I’ve always found it a delicate line to walk when it comes to suggesting to someone in pain that they have much to be grateful for. It can come across as callous, an empathic failure that doesn’t acknowledge their suffering. More often than not, I find that people come to a place of gratitude on their own, an organic process that doesn’t require outside assistance beyond the love and support of family and friends, and perhaps the spiritual support of their community of faith. But for others who have gotten stuck in despair and bitterness, after an empathic and supportive connection has been established, a gentle question about gratitude can sometimes shift things, and help them begin to get unstuck.

“I wonder, after all that you’ve gone through, and in the midst of all that you’re still dealing with, is there anything you feel grateful for?”

“In this difficult time, is there anything you can hold to that gives you a sense of hope? Anything you can focus on that you feel good about, that comforts you and helps you feel more at ease?”

If the answer yes, and they can name things they are grateful for, I might ask how it feels to shift their focus in this way. There’s often a sense of relief, a palpable easing of the tension they’ve been holding.

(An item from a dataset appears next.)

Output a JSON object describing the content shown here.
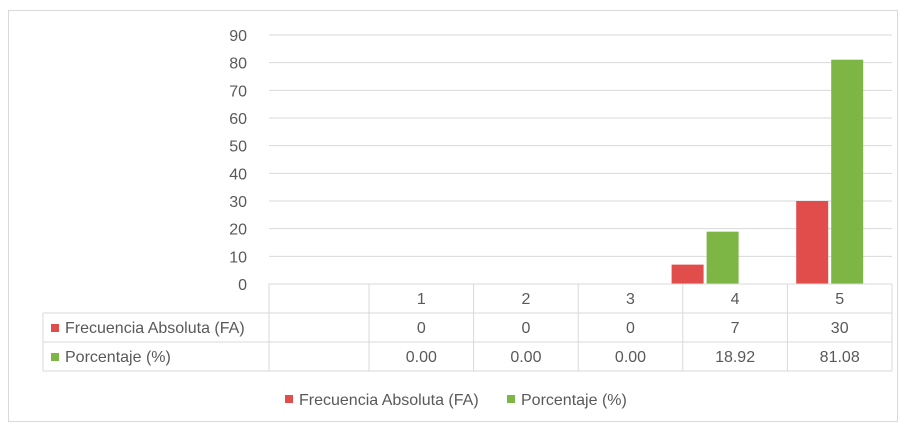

Sometimes, however, the answer may be “No”. There’s simply nothing they can think of for which they feel grateful in that moment. That’s alright. The questions are meant to plant a seed, and seeds take time to take grow. The cultivation of gratitude in a place of darkness may be a gradual process.

As I lay in the hospital bed on the night of my fall, frightened, alone and in pain in a city I had just moved to three days earlier, I could barely move due to the pain and the heavy cast. Half asleep in the semi-darkness of the hospital room, I kept imagining myself paralyzed. But then a wiser voice within me quickly reminded me that I only had a broken ankle and minor pelvic fractures. The reminder pulled me out of my fear and despair; it felt like a figurative rope out of the dark thoughts I was falling into. Another climber had been brought into the ER that same night, and he had not fared nearly as well. I felt gratitude that my injuries were not more severe, and that relatively soon I would walk and even climb again. I felt gratitude that my older sister had already booked a flight from New York to come help me after I was released from the hospital. I felt gratitude to be alive.

In the challenging first weeks after leaving the hospital, I would catch myself slipping into frustration and depression at my disability, at the intense effort of the simplest tasks, and the isolation caused by my injuries. The life rope I grabbed onto in those moments was gratitude, shifting my thoughts from the inconvenience of my injuries to how much worse this could have been, and to how normal things would be again in a few months. I focused on the incredible support of my family and friends and new colleagues, and on the beautiful mountains I would be able to explore just outside the city. This shift in perspective made all the difference, like a pathway out of a dark place that offered nothing but anxiety and distress. That dark place is still there, and it’s easy to find myself falling into it. But the path out is always just a shift in perspective away, and for that, I am grateful.

A Gratitude Exercise

Want to try a simple and well-researched method of cultivating gratitude? At the start or end of each day, open a “gratitude journal” or simply speak aloud five “things” for which you feel grateful. They could include people you care about, a friend you recently reconnected with, a great conversation with your partner, your health, a pet, your home, the kindness someone showed you recently, the resolution of a conflict with a colleague or loved one, or the comfort of your body sitting in a chair or a cushion. Take a moment to notice how you feel as you write or name of these. What does this focus on gratitude feel like? Notice the feelings and thoughts that arise, as well as any shifts in your energy or posture. Just sit with this awareness for a moment, and move along to whatever’s next in your day.